Department of Otolaryngology Head and Neck Surgery, Tel Aviv Sourasky Medical Center, Sackler Faculty of Medicine, Tel Aviv University, Tel Aviv, Israel.
PLoS One. 2011;6(9):e25179. doi: 10.1371/journal.pone.0025179. Epub 2011 Sep 23.
Fibrous dysplasia (FD) is a benign bone tumor which most commonly involves the craniofacial skeleton. The most devastating consequence of craniofacial FD (CFD) is loss of vision due to optic nerve compression (ONC). Radiological evidence of ONC is common, however the management of this condition is not well established. Our objective was to compare the long-term outcome of patients with optic nerve compression (ONC) due to craniofacial fibrous dysplasia (CFD) who either underwent surgery or were managed expectantly.
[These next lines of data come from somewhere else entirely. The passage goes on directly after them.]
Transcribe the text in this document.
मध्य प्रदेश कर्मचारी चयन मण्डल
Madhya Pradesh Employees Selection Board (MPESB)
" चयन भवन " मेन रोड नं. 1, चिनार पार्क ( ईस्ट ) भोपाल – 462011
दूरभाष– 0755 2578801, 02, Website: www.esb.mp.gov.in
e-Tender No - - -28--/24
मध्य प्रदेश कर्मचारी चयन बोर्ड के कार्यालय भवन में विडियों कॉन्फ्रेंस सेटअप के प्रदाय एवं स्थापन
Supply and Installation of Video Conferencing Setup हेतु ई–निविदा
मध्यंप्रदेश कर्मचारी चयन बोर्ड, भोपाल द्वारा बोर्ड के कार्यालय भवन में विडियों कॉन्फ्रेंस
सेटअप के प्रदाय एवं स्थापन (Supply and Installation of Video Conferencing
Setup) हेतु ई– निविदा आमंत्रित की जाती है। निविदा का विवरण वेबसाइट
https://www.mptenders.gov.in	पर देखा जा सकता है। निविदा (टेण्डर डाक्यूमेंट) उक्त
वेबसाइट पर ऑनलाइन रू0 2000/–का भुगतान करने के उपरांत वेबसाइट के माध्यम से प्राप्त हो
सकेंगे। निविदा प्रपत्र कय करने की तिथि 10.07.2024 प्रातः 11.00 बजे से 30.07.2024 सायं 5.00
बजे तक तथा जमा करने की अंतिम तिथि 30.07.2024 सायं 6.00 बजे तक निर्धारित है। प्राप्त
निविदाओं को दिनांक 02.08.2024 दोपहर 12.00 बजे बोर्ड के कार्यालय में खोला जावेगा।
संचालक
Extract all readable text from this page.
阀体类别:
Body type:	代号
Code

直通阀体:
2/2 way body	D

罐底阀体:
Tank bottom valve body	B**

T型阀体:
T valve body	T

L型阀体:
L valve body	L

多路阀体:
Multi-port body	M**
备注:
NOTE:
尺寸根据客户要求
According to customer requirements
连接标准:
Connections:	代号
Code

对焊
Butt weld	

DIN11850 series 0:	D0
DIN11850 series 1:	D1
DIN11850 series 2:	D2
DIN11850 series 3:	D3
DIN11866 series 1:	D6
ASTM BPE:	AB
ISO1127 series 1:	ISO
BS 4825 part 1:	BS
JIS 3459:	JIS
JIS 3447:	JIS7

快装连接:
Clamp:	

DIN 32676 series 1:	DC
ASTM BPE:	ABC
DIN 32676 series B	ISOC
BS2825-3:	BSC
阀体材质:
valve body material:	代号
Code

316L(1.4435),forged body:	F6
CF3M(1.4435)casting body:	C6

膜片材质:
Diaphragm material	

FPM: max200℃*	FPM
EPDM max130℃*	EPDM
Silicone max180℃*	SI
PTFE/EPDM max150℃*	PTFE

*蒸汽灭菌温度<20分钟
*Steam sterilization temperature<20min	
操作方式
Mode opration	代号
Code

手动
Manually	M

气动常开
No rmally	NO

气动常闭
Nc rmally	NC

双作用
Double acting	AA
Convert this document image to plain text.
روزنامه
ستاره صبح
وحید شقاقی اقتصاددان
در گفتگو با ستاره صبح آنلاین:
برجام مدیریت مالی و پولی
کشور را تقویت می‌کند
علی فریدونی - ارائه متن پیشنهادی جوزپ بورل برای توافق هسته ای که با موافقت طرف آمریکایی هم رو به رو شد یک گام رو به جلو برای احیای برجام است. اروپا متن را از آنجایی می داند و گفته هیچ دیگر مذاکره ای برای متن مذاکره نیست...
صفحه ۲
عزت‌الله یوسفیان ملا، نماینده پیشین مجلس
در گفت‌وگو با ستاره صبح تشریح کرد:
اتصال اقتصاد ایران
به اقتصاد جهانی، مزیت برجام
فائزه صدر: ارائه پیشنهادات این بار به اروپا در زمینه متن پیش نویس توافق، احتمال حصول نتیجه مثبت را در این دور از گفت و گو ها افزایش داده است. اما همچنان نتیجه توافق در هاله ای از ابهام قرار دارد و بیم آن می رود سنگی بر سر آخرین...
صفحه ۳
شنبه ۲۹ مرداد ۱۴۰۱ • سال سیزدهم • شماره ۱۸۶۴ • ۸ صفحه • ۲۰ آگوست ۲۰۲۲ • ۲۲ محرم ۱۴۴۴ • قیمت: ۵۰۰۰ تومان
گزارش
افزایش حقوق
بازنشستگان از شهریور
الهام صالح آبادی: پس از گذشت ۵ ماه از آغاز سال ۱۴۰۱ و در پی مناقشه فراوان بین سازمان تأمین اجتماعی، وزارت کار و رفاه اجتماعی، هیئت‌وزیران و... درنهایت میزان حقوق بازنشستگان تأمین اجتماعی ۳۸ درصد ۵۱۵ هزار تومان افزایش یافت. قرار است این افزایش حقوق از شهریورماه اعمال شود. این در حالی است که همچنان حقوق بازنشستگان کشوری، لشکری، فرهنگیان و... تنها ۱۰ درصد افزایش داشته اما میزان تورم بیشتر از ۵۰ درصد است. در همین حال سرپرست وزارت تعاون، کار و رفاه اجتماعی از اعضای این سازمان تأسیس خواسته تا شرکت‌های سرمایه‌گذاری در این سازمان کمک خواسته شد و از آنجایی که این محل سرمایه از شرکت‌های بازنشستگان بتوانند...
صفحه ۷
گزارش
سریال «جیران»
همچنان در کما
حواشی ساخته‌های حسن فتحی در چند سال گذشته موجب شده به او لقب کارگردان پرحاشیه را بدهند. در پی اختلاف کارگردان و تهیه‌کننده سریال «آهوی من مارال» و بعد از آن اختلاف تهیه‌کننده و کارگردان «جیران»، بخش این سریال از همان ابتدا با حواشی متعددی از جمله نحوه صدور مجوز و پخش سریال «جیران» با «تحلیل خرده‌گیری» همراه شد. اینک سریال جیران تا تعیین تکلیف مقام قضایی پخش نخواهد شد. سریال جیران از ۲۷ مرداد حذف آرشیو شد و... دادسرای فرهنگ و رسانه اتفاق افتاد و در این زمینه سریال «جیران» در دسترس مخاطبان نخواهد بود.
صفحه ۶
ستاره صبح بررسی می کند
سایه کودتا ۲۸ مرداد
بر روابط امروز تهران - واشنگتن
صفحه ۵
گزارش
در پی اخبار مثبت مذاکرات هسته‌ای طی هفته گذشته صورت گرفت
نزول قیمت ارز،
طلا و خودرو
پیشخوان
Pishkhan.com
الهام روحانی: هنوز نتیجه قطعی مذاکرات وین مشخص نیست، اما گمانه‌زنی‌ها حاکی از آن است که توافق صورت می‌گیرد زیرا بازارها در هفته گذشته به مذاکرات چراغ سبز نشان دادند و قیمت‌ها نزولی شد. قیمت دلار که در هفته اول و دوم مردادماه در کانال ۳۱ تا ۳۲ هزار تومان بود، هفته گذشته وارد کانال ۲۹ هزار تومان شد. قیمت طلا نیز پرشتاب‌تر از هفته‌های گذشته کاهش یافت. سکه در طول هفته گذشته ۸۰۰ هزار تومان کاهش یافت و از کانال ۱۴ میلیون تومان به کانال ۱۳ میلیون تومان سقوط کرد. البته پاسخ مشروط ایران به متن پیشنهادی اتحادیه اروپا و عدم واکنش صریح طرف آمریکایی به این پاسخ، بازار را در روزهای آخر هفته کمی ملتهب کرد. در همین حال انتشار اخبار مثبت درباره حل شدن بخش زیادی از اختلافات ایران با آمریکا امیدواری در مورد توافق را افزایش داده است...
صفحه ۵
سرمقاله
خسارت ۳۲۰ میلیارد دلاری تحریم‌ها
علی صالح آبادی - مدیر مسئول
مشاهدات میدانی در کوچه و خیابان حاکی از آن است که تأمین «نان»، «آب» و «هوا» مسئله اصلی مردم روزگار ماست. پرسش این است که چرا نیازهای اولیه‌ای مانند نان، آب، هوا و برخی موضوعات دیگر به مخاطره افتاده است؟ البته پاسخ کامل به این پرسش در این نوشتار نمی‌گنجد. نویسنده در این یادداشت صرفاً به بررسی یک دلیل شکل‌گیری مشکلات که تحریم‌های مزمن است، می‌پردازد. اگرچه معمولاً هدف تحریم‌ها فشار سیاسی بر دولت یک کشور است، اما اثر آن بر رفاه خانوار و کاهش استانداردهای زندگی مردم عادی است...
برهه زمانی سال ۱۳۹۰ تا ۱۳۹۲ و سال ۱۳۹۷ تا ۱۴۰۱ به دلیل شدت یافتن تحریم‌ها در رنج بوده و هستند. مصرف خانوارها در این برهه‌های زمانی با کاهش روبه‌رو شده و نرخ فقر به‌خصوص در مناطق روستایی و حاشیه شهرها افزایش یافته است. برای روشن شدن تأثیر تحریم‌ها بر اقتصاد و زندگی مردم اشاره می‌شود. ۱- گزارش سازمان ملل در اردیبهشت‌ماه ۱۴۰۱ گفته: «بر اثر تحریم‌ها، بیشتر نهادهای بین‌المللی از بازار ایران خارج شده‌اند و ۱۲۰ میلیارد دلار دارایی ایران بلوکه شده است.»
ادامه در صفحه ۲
METHODOLOGY/PRINCIPAL FINDINGS: We performed a meta-analysis of 27 studies along with analysis of the records of a cohort of patients enrolled in National Institutes of Health (NIH) protocol 98-D-0145, entitled Screening and Natural History of Fibrous Dysplasia, with a diagnosis of CFD. The study group consisted of 241 patients; 122 were enrolled in the NIH study and 119 were extracted from cases published in the literature. The median follow-up period was 54 months (range, 6-228 months). A total of 368 optic nerves were investigated. All clinically impaired optic nerves (n = 86, 23.3%) underwent therapeutic decompression. Of the 282 clinically intact nerves, 41 (15%) were surgically decompressed and 241 (85%) were followed expectantly. Improvement in visual function was reported in fifty-eight (67.4%) of the clinically impaired nerves after surgery. In the intact nerves group, long-term stable vision was achieved in 31/45 (75.6%) of the operated nerves, compared to 229/241 (95.1%) of the non-operated ones (p = 0.0003). Surgery in asymptomatic patients was associated with visual deterioration (RR 4.89; 95% CI 2.26-10.59).
Most patients with CFD will remain asymptomatic during long-term follow-up. Expectant management is recommended in asymptomatic patients even in the presence of radiological evidence of ONC.
纤维发育不良(FD)是一种良性骨肿瘤,最常累及颅面骨骼。颅面 FD(CFD)最具破坏性的后果是视神经受压(ONC)导致视力丧失。ONC 的放射学证据很常见,但这种情况的治疗方法尚未确立。我们的目的是比较因颅面纤维发育不良(CFD)而导致视神经受压(ONC)的患者接受手术或保守治疗的长期结果。
方法/主要发现:我们对 27 项研究进行了荟萃分析,并对在国立卫生研究院(NIH)方案 98-D-0145“纤维发育不良的筛查和自然史”中登记的患者记录进行了分析,该方案的标题为“纤维发育不良的筛查和自然史”,并诊断为 CFD。研究组包括 241 名患者;122 名患者参加了 NIH 研究,119 名患者从文献中提取。中位随访时间为 54 个月(范围,6-228 个月)。共研究了 368 根视神经。所有临床受损的视神经(n=86,23.3%)均接受了治疗性减压。在 282 根临床完整的神经中,41 根(15%)行手术减压,241 根(85%)行保守治疗。手术治疗 58 根(67.4%)临床受损神经后视力改善。在完整神经组中,手术治疗的 31/45 根(75.6%)神经长期稳定,而非手术治疗的 241/241 根(95.1%)神经稳定(p=0.0003)。无症状患者手术与视力恶化相关(RR 4.89;95%CI 2.26-10.59)。
大多数 CFD 患者在长期随访期间将保持无症状。即使存在 ONC 的放射学证据,也建议对无症状患者进行保守治疗。